ドイツへ

時差がとれ、寝不足を解消し、体のリズムが戻ったところで、明日は再びヨーロッパに飛ぶ。今度はポツダムで、GEO BON Conference(COP9に向けて、生物多様性観測ネットワークを国際的に組織するという提案文書を仕上げるための会議)に出る。GEO BON, 2010 target, COP9などについては、私のウェブサイトにTowards establishing Biodiversity Observation Networkと題するリンクサイトを作った。
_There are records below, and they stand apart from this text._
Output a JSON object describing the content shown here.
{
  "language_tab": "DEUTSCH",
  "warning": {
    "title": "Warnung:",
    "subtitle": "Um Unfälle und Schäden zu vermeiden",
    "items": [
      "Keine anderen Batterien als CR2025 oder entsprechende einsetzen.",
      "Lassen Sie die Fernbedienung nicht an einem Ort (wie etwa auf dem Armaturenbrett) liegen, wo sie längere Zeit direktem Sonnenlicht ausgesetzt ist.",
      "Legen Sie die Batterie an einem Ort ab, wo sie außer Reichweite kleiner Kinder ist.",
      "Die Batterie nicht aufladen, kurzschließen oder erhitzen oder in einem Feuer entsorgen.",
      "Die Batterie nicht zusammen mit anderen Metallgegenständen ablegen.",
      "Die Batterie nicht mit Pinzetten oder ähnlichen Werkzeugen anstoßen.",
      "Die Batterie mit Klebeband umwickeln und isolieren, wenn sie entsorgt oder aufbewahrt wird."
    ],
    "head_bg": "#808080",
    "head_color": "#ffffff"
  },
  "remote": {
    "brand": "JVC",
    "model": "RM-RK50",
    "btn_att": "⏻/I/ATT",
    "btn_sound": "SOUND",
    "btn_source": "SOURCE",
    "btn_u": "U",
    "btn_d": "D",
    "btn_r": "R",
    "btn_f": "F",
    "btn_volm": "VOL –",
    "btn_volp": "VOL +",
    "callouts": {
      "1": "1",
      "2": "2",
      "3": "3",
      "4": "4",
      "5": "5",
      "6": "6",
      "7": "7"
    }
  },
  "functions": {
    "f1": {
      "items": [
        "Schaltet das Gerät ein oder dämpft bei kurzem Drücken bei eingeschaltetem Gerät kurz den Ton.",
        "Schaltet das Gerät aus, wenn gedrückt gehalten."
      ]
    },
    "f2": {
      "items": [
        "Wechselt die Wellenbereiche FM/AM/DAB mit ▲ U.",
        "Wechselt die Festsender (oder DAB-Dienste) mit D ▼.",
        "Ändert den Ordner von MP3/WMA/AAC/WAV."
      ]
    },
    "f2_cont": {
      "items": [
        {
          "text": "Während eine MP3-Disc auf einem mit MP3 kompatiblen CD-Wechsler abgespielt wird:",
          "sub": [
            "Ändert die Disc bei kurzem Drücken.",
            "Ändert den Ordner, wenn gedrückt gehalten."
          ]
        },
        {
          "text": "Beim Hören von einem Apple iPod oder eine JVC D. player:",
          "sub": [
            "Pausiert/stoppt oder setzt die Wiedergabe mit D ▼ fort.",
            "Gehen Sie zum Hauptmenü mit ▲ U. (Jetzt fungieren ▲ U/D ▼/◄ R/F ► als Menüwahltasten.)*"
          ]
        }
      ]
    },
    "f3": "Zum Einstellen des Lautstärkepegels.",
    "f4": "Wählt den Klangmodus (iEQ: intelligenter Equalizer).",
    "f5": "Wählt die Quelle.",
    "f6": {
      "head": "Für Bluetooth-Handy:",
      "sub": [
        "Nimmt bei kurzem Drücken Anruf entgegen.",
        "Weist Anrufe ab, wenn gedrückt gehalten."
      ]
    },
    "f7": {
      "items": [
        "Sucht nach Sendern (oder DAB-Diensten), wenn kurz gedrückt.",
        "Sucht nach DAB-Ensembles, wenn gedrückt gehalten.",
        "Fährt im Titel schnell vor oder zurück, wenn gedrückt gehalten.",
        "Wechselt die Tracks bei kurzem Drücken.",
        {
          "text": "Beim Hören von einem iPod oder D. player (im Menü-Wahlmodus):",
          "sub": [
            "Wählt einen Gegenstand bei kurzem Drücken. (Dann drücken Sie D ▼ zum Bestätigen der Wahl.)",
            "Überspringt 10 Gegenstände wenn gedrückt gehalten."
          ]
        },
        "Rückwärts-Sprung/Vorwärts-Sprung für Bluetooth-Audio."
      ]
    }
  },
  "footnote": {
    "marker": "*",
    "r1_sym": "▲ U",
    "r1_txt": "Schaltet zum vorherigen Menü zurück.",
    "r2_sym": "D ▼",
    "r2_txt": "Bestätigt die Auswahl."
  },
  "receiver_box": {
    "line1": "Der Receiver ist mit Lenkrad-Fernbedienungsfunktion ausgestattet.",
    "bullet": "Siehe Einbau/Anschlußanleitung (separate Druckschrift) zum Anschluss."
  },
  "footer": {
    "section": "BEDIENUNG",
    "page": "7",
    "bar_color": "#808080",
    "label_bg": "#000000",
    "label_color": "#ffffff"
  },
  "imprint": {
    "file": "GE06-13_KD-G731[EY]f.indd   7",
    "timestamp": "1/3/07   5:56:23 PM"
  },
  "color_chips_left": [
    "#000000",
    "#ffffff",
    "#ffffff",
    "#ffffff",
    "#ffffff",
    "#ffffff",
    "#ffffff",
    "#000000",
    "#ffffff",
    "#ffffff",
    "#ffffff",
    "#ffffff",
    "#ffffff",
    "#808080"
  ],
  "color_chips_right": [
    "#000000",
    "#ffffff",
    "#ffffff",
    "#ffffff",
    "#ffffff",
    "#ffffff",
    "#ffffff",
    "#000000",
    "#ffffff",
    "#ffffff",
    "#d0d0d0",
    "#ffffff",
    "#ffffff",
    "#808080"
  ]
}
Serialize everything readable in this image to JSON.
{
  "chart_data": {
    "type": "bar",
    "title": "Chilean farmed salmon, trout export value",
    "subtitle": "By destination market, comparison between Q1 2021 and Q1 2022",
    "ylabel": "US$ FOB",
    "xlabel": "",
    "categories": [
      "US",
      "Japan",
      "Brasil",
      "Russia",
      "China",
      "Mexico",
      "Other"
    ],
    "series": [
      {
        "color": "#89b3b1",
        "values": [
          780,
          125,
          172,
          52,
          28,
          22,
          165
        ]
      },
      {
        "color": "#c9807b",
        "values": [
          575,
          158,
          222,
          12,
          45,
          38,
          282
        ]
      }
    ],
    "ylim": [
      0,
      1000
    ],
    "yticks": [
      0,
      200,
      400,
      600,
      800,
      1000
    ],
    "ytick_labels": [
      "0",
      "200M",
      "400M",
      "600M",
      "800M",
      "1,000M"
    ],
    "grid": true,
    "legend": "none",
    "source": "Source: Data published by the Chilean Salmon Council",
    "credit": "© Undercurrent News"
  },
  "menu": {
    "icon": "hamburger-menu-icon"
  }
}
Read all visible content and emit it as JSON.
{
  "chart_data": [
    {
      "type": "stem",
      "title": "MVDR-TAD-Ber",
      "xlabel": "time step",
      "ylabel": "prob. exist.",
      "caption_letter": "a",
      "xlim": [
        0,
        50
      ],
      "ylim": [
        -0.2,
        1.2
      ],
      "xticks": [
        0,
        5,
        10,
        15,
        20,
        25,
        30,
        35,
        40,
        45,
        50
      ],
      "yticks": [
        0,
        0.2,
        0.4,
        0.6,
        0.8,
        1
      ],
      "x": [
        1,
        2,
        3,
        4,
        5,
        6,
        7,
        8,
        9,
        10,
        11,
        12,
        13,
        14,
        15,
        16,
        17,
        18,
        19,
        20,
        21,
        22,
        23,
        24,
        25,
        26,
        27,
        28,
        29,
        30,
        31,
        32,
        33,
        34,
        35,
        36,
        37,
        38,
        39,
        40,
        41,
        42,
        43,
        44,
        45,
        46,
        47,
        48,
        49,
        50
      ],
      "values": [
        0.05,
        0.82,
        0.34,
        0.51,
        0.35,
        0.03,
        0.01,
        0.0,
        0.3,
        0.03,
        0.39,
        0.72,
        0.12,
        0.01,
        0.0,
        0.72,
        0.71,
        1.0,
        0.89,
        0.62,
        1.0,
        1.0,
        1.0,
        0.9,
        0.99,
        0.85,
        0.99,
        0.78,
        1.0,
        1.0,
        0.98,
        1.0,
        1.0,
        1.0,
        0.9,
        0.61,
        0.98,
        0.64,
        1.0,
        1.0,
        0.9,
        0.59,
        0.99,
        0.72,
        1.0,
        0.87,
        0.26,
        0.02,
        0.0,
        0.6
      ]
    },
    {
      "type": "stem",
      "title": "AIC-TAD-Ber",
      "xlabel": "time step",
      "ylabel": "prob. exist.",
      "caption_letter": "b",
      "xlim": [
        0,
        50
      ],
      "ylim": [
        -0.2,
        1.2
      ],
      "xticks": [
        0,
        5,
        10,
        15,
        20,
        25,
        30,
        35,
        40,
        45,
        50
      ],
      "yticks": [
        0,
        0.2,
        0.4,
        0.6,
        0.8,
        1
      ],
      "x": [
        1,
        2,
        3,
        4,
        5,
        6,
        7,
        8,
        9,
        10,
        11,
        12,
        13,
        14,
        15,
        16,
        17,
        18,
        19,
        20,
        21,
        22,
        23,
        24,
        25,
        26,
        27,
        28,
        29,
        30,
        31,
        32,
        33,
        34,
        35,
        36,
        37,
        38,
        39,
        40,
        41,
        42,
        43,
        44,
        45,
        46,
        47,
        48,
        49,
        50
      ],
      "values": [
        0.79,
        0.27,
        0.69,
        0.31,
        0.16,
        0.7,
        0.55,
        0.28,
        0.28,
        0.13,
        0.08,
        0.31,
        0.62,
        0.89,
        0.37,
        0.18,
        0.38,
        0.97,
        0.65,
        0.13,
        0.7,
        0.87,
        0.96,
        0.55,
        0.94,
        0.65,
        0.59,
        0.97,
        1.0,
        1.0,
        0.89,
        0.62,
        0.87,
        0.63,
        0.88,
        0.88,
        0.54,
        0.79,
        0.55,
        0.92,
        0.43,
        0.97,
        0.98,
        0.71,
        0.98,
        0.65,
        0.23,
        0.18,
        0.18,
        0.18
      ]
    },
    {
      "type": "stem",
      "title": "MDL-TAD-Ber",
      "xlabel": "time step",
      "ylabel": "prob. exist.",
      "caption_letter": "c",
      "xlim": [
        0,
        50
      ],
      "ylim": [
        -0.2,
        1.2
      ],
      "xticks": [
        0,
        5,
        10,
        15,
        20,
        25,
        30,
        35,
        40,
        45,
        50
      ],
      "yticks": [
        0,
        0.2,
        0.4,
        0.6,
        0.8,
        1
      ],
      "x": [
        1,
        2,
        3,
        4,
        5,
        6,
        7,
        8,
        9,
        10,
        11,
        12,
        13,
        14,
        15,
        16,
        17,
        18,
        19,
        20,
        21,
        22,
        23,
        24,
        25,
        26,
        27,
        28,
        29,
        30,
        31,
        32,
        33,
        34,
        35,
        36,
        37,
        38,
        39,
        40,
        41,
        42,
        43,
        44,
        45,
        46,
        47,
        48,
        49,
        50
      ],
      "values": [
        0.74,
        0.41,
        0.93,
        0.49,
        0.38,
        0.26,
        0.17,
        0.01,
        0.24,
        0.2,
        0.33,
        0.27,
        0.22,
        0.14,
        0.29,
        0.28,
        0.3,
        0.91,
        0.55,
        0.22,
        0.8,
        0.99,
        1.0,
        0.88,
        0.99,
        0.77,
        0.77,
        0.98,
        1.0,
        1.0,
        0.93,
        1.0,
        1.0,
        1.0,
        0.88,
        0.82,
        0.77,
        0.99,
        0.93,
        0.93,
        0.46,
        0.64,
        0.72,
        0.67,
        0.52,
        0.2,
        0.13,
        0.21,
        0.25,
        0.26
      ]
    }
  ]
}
GEO BON Draft Concept Document をここからダウンロードできるようにした。名古屋で開かれるCOP10(18-20 October, 2010)の資料も載せておいた。関心がある方は、活用されたい。
ポツダムでの宿泊先は以下のとおり。

Kongresshotel am Templiner See
Am Luftschiffhafen 1
14471 Potsdam
Phone +49 331 907-0
Fax +49 331 907-70777
http://www.kongresshotel-potsdam.de/content/en/index.php

また、会議の会場は以下のとおり。

Institute for Biochemistry and Biology
University of Potsdam
Maulbeerallee 2
14469 Potsdam

この研究所は、有名なサンスーシ宮殿(無憂宮)の中にあるそうだ。楽しみである。プロイセンの大王フリードリヒ2世が夏の居城として建てた、ロココ式の壮麗な宮殿である。Logisticsの文書の1ページ目に、宮殿の写真があるのは嬉しい。
フリードリヒ大王は戦争に明け暮れた武人だが、「ジャガイモ令」を発令して、ジャガイモ栽培の振興につとめた人物であることを最近知った(伊藤章治「ジャガイモの世界史」中公新書 ISBN:9784121019301)。ジャガイモは聖書には書かれていない作物なので、ヨーロッパにもたらされた後、当初は不吉な作物として民衆の抵抗にあう。ヨーロッパの人たちの間で、聖書の記述がいかに合理的な判断を妨げたかを物語る、興味深いエピソードである。プロイセンでは、1750年以後の大王の強権発動によってジャガイモ栽培が普及した。「ジャガイモ令」が発令された1756年には、すでに栽培がかなり進んでいたようだ。1756年といえば、オーストリア、ロシア、フランスとの7年戦争が幕を開けた年である。ジャガイモ栽培の普及に先行したことが、プロイセンを有利にしたことは確かだろう。
この戦争でプロイセンの捕虜となったパルマンティエが、のちにフランスでジャガイモ普及に貢献する。7年戦争は、ヨーロッパにジャガイモを普及するという「戦果」を残した戦争でもあった。
今や西欧の料理には欠かせないポテトも、その歴史は意外に新しく、そしてその普及の背景には戦争があったのである。さらにその背景には、気候の寒冷化にともなう飢饉の頻発があった。生態学的に見れば、作物や気候は、人口の環境収容力を規定するので、歴史の重要な駆動力である。気候の変動と新たな作物の普及という点で歴史を見ると、古い知識に新しいつながりが生まれて面白い。